In England ist die Hölle los. Nicht nur wegen der EM, wo die «Three Lions» im Wembley vor 60'000 ins Endspiel gestürmt sind.
Am 11. Juli steigt das Finale zwischen England und Italien. Auch dann werden drei Viertel des Stadions voll sein mit Fans und im ganzen Land wird gemeinsam Fussball geschaut, mitgefiebert und – falls England den Titel gewinnt – wohl die ganze Nacht wie wild gefeiert. Vermutlich ohne Abstand und Masken.

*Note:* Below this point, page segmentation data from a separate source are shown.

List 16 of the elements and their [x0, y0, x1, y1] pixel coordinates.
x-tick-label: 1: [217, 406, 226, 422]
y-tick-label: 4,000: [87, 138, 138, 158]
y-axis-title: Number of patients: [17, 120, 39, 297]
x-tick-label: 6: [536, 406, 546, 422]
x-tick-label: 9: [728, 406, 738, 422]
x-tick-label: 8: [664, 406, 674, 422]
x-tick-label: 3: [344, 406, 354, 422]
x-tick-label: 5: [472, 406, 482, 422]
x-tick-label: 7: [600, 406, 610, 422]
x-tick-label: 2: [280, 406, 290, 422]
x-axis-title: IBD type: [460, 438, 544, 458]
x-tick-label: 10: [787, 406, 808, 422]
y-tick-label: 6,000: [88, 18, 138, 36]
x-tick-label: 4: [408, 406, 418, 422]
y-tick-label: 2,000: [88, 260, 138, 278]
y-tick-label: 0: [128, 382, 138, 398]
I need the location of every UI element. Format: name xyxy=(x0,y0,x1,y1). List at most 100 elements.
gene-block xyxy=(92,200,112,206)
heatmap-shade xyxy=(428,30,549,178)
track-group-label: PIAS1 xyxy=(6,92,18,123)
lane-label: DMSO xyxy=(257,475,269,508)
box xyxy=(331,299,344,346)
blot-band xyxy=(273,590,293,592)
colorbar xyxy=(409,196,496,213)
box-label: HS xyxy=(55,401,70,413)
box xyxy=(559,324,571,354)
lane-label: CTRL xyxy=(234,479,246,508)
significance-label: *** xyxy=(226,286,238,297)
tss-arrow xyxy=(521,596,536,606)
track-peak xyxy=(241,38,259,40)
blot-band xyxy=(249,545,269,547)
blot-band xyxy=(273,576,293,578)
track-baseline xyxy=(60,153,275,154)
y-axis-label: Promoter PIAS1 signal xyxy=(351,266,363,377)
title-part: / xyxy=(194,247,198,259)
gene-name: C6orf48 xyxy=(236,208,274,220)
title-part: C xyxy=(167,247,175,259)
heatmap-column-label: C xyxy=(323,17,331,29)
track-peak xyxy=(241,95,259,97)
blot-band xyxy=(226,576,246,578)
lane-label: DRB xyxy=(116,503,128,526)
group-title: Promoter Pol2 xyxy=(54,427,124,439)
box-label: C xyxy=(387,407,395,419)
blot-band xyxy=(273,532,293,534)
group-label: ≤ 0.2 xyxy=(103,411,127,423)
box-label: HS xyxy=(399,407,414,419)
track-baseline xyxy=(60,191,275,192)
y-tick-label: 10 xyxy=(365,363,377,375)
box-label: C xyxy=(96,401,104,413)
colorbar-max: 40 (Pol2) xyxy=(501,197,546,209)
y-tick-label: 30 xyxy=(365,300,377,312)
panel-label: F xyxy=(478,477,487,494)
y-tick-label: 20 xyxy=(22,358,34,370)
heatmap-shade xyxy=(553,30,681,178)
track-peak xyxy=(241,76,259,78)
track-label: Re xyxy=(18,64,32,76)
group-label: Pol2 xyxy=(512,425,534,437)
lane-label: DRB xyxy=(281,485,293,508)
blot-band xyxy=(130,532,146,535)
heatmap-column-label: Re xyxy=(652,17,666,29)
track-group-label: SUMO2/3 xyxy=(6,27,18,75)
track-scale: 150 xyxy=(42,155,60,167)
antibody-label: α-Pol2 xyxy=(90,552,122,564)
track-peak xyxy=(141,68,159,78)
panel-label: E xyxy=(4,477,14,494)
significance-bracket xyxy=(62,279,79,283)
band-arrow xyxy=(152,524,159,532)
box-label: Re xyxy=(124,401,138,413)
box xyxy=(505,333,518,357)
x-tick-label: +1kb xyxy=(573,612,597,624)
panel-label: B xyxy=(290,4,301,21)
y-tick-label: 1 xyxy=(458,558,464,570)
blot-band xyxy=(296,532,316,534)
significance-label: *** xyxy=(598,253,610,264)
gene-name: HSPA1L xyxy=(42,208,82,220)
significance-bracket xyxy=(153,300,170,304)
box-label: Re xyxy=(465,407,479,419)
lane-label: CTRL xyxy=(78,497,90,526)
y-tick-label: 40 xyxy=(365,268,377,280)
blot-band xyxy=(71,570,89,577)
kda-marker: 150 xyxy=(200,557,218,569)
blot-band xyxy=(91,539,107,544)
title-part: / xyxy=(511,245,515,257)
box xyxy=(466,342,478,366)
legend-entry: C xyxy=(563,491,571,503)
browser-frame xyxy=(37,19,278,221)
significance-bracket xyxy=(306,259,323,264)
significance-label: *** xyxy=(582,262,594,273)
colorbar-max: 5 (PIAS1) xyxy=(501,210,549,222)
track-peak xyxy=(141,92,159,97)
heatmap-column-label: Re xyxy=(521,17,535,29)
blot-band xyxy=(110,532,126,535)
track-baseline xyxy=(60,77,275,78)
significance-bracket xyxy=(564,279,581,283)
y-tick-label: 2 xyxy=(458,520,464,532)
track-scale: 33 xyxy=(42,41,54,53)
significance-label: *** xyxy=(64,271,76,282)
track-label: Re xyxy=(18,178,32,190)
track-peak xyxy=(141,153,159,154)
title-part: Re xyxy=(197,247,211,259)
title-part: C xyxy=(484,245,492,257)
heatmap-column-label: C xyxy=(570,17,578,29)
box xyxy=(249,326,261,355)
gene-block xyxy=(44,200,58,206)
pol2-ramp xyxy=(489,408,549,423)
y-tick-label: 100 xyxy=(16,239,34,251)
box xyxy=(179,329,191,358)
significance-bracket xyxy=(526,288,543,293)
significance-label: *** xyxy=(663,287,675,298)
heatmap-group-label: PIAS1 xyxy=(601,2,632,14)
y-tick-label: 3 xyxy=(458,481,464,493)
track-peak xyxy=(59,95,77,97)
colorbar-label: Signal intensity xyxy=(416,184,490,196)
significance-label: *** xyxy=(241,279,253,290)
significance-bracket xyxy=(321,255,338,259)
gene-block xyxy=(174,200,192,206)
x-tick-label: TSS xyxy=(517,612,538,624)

Am 19. Juli bedeutet der von Premierminister Boris Johnson ausgerufene «Freedom Day» dann das Ende aller Corona-Massnahmen. Alles Aussichten, die einer weiteren Verbreitung des Virus entgegenkommen.
Ob Johnson am «Freedom Day» festhält, bleibt abzuwarten. Schon im Juni wurde dieser um vier Wochen verschoben. Johnson meinte damals, dass das Impfprogramm nochmals beschleunigt werde und bis am 19. Juli mindestens zwei Drittel der Bevölkerung doppelt geimpft sein werden (siehe auch unten Punkt 4).
Aktuell regt sich gegen den Freedom Day Widerstand. In einem offenen Brief haben mehr als 100 Wissenschaftler und Mediziner die Corona-Öffnungspolitik der britischen Regierung als «gefährliches und skrupelloses Experiment» kritisiert.
Wir blicken zehn Tage vor dem möglichen «Freedom Day» auf den aktuellen Stand in Grossbritannien.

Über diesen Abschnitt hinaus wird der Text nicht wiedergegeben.